Les allergies dues aux animaux
Un article de VotreEnfant.
"Depuis des temps immémoriaux, l'homme a cohabité avec des animaux; et dans une société industrielle comme la nôtre, les contacts avec les animaux sont beaucoup plus fréquents qu'on ne le croit. La puissance de l'industrie consacrée aux animaux de compagnie est telle par le nombre de milliards dépensés en publicité pour faire préférer telle marque de granulés à telle autre, que les mises en garde des spécialistes des maladies infectieuses et parasitaires, ou des allergologues, sont vouées à un échec relatif. Il faut être conscient du caractère hautement allergisant de la salive, de l'urine, des squames, des poils des animaux, et réinventer des territoires respectifs et séparés".
G. Halpern
Les maladies allergiques sont de plus en plus fréquentes dans tous les pays et représentent d'après l'OMS la 6ème pathologie mondiale. Les mutations sociologiques du XX° siècle ont transposé la majorité de la population des pays développés des zones rurales vers les agglomérations urbaines. L'habitat y est très différent et les animaux familiers qui vivaient surtout à l'extérieur des habitations dans nos campagnes sont aujourd'hui confinés dans les logements. C'est peut-être, parmi beaucoup d'autres facteurs, une des causes de l'augmentation de fréquence de l'allergie respiratoire.
1°) Les principaux symptômes de l'allergie aux animaux
Les symptômes sont classiques. Quelques minutes après le contact avec l'animal responsable, l'enfant présente de façon diversement associée un écoulement nasal, des yeux rouges, une toux spasmodique, une crise d'asthme, de l'urticaire et parfois même un odème de Quincke.

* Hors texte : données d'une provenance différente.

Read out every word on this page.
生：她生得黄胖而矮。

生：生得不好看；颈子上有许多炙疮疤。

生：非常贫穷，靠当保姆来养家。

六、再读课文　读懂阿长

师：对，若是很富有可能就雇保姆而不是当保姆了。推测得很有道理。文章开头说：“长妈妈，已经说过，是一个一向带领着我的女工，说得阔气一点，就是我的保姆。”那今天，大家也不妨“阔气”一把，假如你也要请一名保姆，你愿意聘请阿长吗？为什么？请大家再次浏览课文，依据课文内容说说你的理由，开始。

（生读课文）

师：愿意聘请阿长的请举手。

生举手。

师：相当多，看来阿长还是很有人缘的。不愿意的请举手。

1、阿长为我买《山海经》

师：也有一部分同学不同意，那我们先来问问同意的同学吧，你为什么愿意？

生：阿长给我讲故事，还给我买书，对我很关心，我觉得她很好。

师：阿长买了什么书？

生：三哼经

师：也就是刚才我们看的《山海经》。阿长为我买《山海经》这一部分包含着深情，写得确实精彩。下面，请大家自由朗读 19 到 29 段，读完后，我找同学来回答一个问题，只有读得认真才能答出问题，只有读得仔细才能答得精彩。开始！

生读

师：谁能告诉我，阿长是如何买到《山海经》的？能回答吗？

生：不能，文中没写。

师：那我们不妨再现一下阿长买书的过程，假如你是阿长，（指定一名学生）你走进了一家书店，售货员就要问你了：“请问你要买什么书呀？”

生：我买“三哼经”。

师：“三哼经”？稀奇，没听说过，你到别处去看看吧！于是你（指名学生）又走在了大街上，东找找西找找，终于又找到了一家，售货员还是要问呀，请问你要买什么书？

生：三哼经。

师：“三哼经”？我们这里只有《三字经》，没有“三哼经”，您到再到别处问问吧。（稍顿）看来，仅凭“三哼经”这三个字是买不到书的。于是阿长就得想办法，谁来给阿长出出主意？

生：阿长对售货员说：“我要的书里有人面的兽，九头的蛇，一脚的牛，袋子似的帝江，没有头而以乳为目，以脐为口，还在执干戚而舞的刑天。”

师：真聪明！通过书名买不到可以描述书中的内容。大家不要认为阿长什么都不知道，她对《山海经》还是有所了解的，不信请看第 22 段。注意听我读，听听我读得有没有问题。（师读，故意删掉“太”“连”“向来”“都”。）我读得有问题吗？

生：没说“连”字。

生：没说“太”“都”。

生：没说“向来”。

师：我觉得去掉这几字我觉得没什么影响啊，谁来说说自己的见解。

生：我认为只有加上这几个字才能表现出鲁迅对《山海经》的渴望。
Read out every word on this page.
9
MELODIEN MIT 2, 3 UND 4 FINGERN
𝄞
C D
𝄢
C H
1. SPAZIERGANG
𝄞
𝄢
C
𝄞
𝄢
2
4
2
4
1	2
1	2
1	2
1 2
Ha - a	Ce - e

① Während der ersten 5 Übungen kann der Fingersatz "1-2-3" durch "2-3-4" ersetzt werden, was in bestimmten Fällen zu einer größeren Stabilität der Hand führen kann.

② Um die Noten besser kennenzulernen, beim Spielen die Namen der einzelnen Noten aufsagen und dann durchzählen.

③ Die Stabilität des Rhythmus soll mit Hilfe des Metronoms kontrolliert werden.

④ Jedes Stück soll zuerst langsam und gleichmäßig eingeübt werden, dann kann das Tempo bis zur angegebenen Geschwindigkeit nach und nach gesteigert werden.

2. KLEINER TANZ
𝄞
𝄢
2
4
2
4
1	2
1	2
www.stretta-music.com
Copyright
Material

L'allergie aux animaux est un problème régulièrement soulevé chez l'enfant perpétuellement enrhumé ou qui souffre d'infections ORL ou bronchiques à répétition. Chez l'enfant asthmatique, l'origine animale des allergies est souvent au centre des discussions médicales.
2°) Le contact avec les animaux peut être sensibilisant
"Il est frappant de voir combien de familles introduisent au foyer un animal familier, alors même qu'elles comptent un ou plusieurs allergiques avérés. Les personnes s'en justifient ultérieurement en précisant que le test était négatif vis-à-vis de l'animal en cause: malgré les conseils, ils n'ont retenu que ce résultat personnel considéré comme prédictif. Il est démontré pourtant que l'allergie au chat s'acquiert..."
G. de Montis
La salive, l'urine, les squames, les poils des animaux domestiques sont des allergènes puissants.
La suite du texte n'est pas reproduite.